An article from a week ago in NYTimes Magazine on the evolutionary purpose of depression:
“…For Darwin, depression was a clarifying force, focusing the mind on its most essential problems. In his autobiography, he speculated on the purpose of such misery; his evolutionary theory was shadowed by his own life story. “Pain or suffering of any kind,” he wrote, “if long continued, causes depression and lessens the power of action, yet it is well adapted to make a creature guard itself against any great or sudden evil.” And so sorrow was explained away, because pleasure was not enough. Sometimes, Darwin wrote, it is the sadness that informs as it “leads an animal to pursue that course of action which is most beneficial.” The darkness was a kind of light…”

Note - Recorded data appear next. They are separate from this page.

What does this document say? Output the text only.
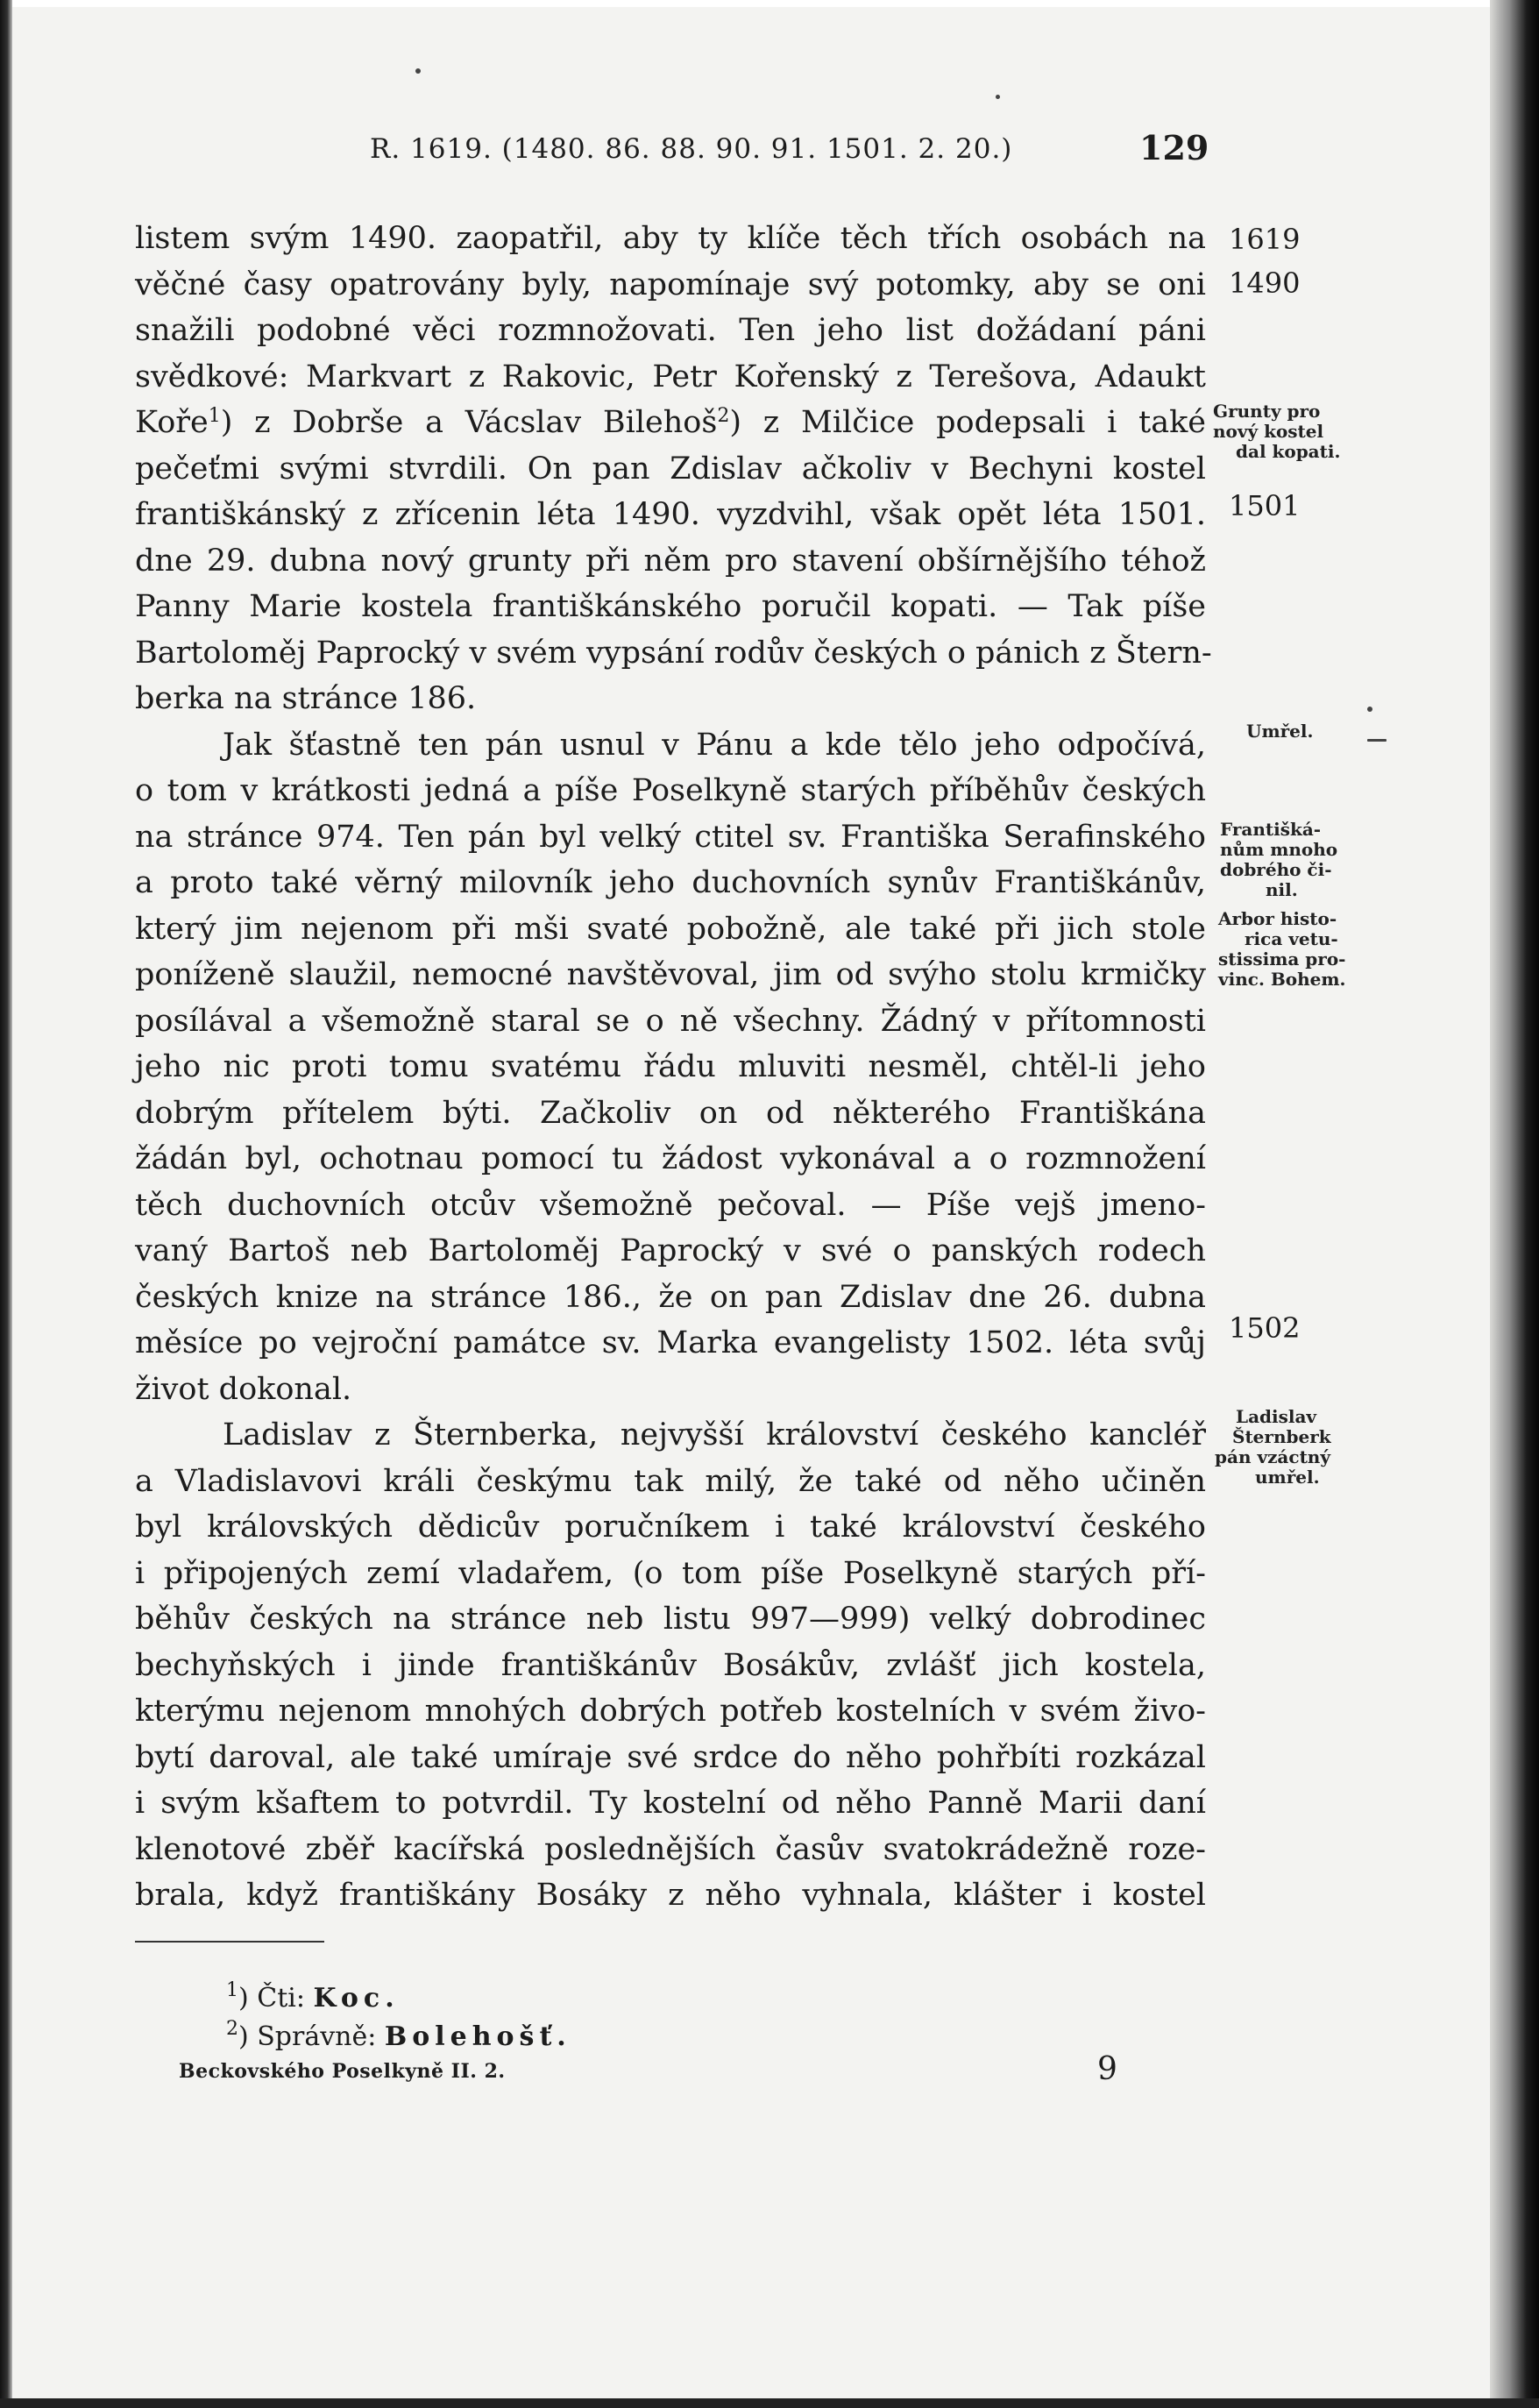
R. 1619. (1480. 86. 88. 90. 91. 1501. 2. 20.)	129
listem svým 1490. zaopatřil, aby ty klíče těch třích osobách na
věčné časy opatrovány byly, napomínaje svý potomky, aby se oni
snažili podobné věci rozmnožovati. Ten jeho list dožádaní páni
svědkové: Markvart z Rakovic, Petr Kořenský z Terešova, Adaukt
Koře$^1$) z Dobrše a Vácslav Bilehoš$^2$) z Milčice podepsali i také
pečeťmi svými stvrdili. On pan Zdislav ačkoliv v Bechyni kostel
františkánský z zřícenin léta 1490. vyzdvihl, však opět léta 1501.
dne 29. dubna nový grunty při něm pro stavení obšírnějšího téhož
Panny Marie kostela františkánského poručil kopati. — Tak píše
Bartoloměj Paprocký v svém vypsání rodův českých o pánich z Štern-
berka na stránce 186.
Jak šťastně ten pán usnul v Pánu a kde tělo jeho odpočívá,
o tom v krátkosti jedná a píše Poselkyně starých příběhův českých
na stránce 974. Ten pán byl velký ctitel sv. Františka Serafinského
a proto také věrný milovník jeho duchovních synův Františkánův,
který jim nejenom při mši svaté pobožně, ale také při jich stole
poníženě slaužil, nemocné navštěvoval, jim od svýho stolu krmičky
posílával a všemožně staral se o ně všechny. Žádný v přítomnosti
jeho nic proti tomu svatému řádu mluviti nesměl, chtěl-li jeho
dobrým přítelem býti. Začkoliv on od některého Františkána
žádán byl, ochotnau pomocí tu žádost vykonával a o rozmnožení
těch duchovních otcův všemožně pečoval. — Píše vejš jmeno-
vaný Bartoš neb Bartoloměj Paprocký v své o panských rodech
českých knize na stránce 186., že on pan Zdislav dne 26. dubna
měsíce po vejroční památce sv. Marka evangelisty 1502. léta svůj
život dokonal.
Ladislav z Šternberka, nejvyšší království českého kancléř
a Vladislavovi králi českýmu tak milý, že také od něho učiněn
byl královských dědicův poručníkem i také království českého
i připojených zemí vladařem, (o tom píše Poselkyně starých pří-
běhův českých na stránce neb listu 997—999) velký dobrodinec
bechyňských i jinde františkánův Bosákův, zvlášť jich kostela,
kterýmu nejenom mnohých dobrých potřeb kostelních v svém živo-
bytí daroval, ale také umíraje své srdce do něho pohřbíti rozkázal
i svým kšaftem to potvrdil. Ty kostelní od něho Panně Marii daní
klenotové zběř kacířská poslednějších časův svatokrádežně roze-
brala, když františkány Bosáky z něho vyhnala, klášter i kostel
1619
1490
1501
1502
Grunty pro
nový kostel
dal kopati.
Umřel.
Františká-
nům mnoho
dobrého či-
nil.
Arbor histo-
rica vetu-
stissima pro-
vinc. Bohem.
Ladislav
Šternberk
pán vzáctný
umřel.
$^1$) Čti: Koc.
$^2$) Správně: Bolehošť.
Beckovského Poselkyně II. 2.	9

“…If depression didn’t exist — if we didn’t react to stress and trauma with endless ruminations — then we would be less likely to solve our predicaments. Wisdom isn’t cheap, and we pay for it with pain…”
“…The challenge, of course, is persuading people to accept their misery, to embrace the tonic of despair. To say that depression has a purpose or that sadness makes us smarter says nothing about its awfulness. A fever, after all, might have benefits, but we still take pills to make it go away. This is the paradox of evolution: even if our pain is useful, the urge to escape from the pain remains the most powerful instinct of all.”
Maybe we’re all just neurotic. Maybe this is a way of finding optimism among pessimism. I think it makes total sense that challenges and failures teach us lessons for the better; but how are we supposed to find and navigate the line between making worry and distress productive, and just letting it get you down?